BABEBOLA – Komisi Pemberantasan Korupsi (KPK) membuka indikasi adanya tersangka baru dalam kasus dugaan korupsi E-KTP. Saat ini penyidik masih mendalami keterlibatan pihak tersebut dalam kasus ini.

“Ada informasi terakhir yang saya dapatkan memang tim sedang mendalami dugaan peran atau dugaan pelaku lain dalam kasus E-KTP itu tentu dilakukan belum bisa disampaikan secara terbuka,” ujar Kabiro Humas KPK, Febri Diansyah, kepada wartawan di Gedung KPK, Jalan Kuningan Persada, Senin (19/2/2018).

Febri mengungkapkan bahwa pihaknya tidak hanya terhenti pada pihak yang saat ini sudah ditersangkakan atau yang sudah masuk meja persidangan.

KPK saat ini masih menelusuri pihak yang menikmati aliran dana dari korupsi yang merugikan negara hingga Rp 2,3 triliun ini.

“Kami menduga pelaku dalam kasus E-KTP ini bukan hanya berhenti ketika kita menetapkan Setya Novanto sebagai tersangka dan membawa ke persidangan atau terhadap tersangka ASS yang sedang diproses saat ini,” tegas Febri.

Febri mengungkapkan bahwa saat ini penyidik KPK masih mencari bukti-bukti yang kuat terkait pihak lain yang akan menjadi tersangka tersebut.

“Kami duga masih ada hal lain yang kita perlu telusuri lebih lanjut tapi sekali lagi untuk menelusuri pihak lain tentu harus dilakukan sangat hati-hati dan keyakinan bukti yang tidak meragukan,” jelas Febri.
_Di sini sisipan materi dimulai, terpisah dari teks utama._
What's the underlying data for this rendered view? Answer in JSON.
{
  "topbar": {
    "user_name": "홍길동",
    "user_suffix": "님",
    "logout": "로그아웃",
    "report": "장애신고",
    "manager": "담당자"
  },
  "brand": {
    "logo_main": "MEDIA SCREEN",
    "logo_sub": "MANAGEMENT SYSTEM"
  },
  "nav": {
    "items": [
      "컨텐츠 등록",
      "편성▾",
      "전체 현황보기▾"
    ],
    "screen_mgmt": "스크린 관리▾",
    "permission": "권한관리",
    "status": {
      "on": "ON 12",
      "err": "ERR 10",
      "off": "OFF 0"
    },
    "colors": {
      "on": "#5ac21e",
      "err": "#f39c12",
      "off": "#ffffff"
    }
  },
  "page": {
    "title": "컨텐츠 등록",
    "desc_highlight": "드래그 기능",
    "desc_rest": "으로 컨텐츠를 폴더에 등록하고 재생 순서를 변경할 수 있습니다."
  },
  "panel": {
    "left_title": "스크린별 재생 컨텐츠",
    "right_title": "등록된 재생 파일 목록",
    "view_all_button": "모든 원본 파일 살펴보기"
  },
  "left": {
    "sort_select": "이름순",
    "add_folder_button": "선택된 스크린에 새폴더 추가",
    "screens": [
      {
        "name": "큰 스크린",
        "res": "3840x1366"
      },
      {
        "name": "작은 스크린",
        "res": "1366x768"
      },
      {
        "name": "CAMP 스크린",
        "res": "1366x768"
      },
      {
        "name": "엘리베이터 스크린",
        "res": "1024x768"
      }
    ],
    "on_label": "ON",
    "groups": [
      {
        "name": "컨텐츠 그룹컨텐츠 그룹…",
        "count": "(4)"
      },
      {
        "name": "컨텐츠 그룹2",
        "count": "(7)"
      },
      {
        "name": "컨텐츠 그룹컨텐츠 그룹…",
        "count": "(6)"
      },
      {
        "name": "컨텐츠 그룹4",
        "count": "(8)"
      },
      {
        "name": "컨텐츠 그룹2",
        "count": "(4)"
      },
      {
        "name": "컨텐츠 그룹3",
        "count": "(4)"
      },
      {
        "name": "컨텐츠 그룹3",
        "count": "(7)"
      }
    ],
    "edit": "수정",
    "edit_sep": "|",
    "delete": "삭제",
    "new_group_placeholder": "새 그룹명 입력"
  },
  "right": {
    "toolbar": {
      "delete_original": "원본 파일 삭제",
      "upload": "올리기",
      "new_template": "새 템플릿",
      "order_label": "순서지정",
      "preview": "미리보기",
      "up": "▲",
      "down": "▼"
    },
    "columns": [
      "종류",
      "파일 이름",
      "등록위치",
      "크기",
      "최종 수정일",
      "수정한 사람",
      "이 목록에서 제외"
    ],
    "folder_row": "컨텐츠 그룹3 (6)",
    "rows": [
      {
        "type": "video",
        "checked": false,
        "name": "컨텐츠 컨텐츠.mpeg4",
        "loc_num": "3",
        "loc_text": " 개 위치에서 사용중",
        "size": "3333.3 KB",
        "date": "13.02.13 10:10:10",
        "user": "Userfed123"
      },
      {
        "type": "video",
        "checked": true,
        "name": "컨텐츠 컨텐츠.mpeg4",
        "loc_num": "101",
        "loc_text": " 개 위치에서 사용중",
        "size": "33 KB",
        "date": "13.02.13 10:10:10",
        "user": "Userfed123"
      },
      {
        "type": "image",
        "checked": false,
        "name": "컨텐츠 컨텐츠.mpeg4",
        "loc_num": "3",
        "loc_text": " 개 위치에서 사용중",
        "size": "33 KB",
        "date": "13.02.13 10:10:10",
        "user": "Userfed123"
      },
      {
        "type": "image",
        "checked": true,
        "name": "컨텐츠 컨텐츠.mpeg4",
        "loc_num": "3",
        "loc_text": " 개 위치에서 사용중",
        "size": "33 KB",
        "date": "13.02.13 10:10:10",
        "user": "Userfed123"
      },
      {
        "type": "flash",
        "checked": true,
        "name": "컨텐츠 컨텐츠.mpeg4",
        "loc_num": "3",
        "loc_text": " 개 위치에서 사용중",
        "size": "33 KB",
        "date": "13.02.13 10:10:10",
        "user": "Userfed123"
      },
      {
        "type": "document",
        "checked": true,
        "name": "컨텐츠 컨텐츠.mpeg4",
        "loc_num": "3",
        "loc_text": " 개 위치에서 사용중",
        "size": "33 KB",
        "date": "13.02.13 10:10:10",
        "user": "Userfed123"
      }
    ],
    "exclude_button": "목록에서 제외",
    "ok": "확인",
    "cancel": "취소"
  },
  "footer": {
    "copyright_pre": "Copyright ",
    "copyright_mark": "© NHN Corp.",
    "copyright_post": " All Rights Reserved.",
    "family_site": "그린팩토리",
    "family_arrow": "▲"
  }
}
Ketika ditanya mengenai sosok lain yang akan menjadi tersangka tersebut, Febri masih merahasiakannya.

“Karena proses pendalaman belum dalam tahap penyidikan saat ini,” tukas Febri.

KPK sejauh ini telah menetapkan enam tersangka kasus korupsi E-KTP ini. Dari golongan birokrat diantaranya mantan Dirjen Dukcapil Kemendagri, Irman dan Sugiharto, legislator diantaranya Setya Novanto dan Markus Nari, sedangkan dari pengusaha Andi Narogong dan Anang Sugiana Sudihardjo.